Dialog itu semacam default yang secara otomatis kami ucap begitu saja. Sebuah dialog yang diulang-ulang tiap kali ketemu. Siapa yang datang lebih dulu, akan menerima pertanyaan dari yang datang belakangan.
Kami berdua ikut kelas bimbingan hidup yang diadakan Tuhan kurang lebih selama 4 bulan terakhir ini. Hari ini saya tiba ke kelas lebih dulu. Sementara Athok, tiba belakangan karena seperti biasa, dia bangun kesiangan.

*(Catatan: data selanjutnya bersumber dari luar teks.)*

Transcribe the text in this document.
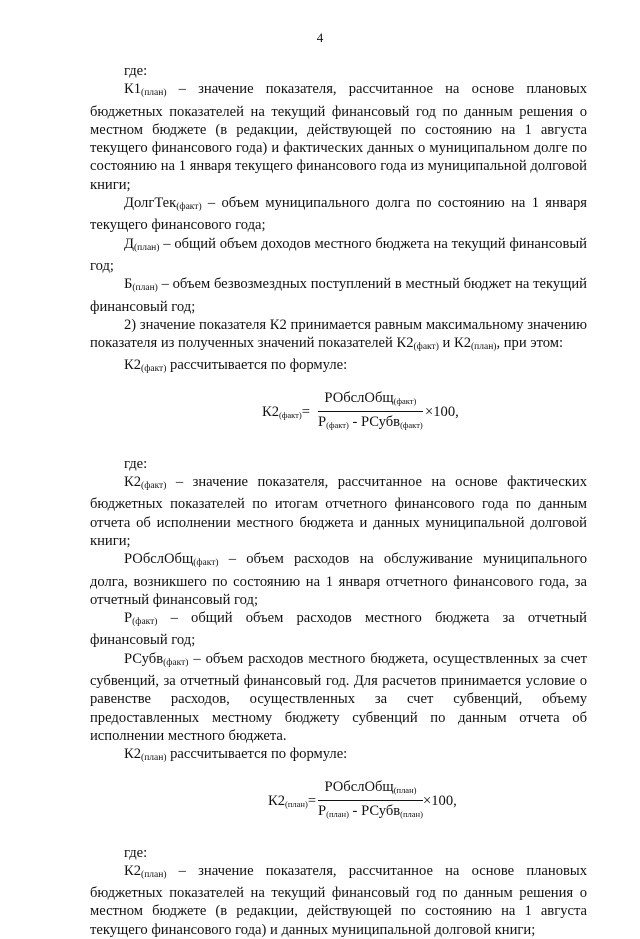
4

где:

$К1_{(план)}$ – значение показателя, рассчитанное на основе плановых бюджетных показателей на текущий финансовый год по данным решения о местном бюджете (в редакции, действующей по состоянию на 1 августа текущего финансового года) и фактических данных о муниципальном долге по состоянию на 1 января текущего финансового года из муниципальной долговой книги;

ДолгТек$_{(факт)}$ – объем муниципального долга по состоянию на 1 января текущего финансового года;

$Д_{(план)}$ – общий объем доходов местного бюджета на текущий финансовый год;

$Б_{(план)}$ – объем безвозмездных поступлений в местный бюджет на текущий финансовый год;

2) значение показателя К2 принимается равным максимальному значению показателя из полученных значений показателей $К2_{(факт)}$ и $К2_{(план)}$, при этом:

$К2_{(факт)}$ рассчитывается по формуле:

К2(факт)=
РОбслОбщ(факт)
Р(факт) - РСубв(факт)
×100,

где:

$К2_{(факт)}$ – значение показателя, рассчитанное на основе фактических бюджетных показателей по итогам отчетного финансового года по данным отчета об исполнении местного бюджета и данных муниципальной долговой книги;

РОбслОбщ$_{(факт)}$ – объем расходов на обслуживание муниципального долга, возникшего по состоянию на 1 января отчетного финансового года, за отчетный финансовый год;

$Р_{(факт)}$ – общий объем расходов местного бюджета за отчетный финансовый год;

РСубв$_{(факт)}$ – объем расходов местного бюджета, осуществленных за счет субвенций, за отчетный финансовый год. Для расчетов принимается условие о равенстве расходов, осуществленных за счет субвенций, объему предоставленных местному бюджету субвенций по данным отчета об исполнении местного бюджета.

$К2_{(план)}$ рассчитывается по формуле:

К2(план)=
РОбслОбщ(план)
Р(план) - РСубв(план)
×100,

где:

$К2_{(план)}$ – значение показателя, рассчитанное на основе плановых бюджетных показателей на текущий финансовый год по данным решения о местном бюджете (в редакции, действующей по состоянию на 1 августа текущего финансового года) и данных муниципальной долговой книги;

Biasanya Athok tak langsung ikut kelas. Tapi mendengar musik atau melihat kondisi medsos terlebih dahulu untuk mematangkan mood belajar, setelah itu baru gabung. Tapi hari ini, agaknya dia semangat sekali.
“Halaman berapa, Riz?” Athok bergegas membuka ponselnya.
“Masih mukadimah,” jawab saya.
Kita sering bertemu dengan mukadimah. Dengan muka. Dengan teras. Dengan gimik. Sesuatu yang sering tak sama dengan isi. Dalam hidup, muka jadi objek pertama yang dilihat. Benar jika hidup adalah mukadimah menuju tempat lain?
Hari ini Athok dan saya belajar tentang tema yang cukup berat, tapi tak berat-berat amat: Analisis Wacana. Sesungguhnya ini pelajaran dasar bagi orang-orang perenung seperti Athok dan saya. Hanya, kami masih sering salah memaknai istilahnya.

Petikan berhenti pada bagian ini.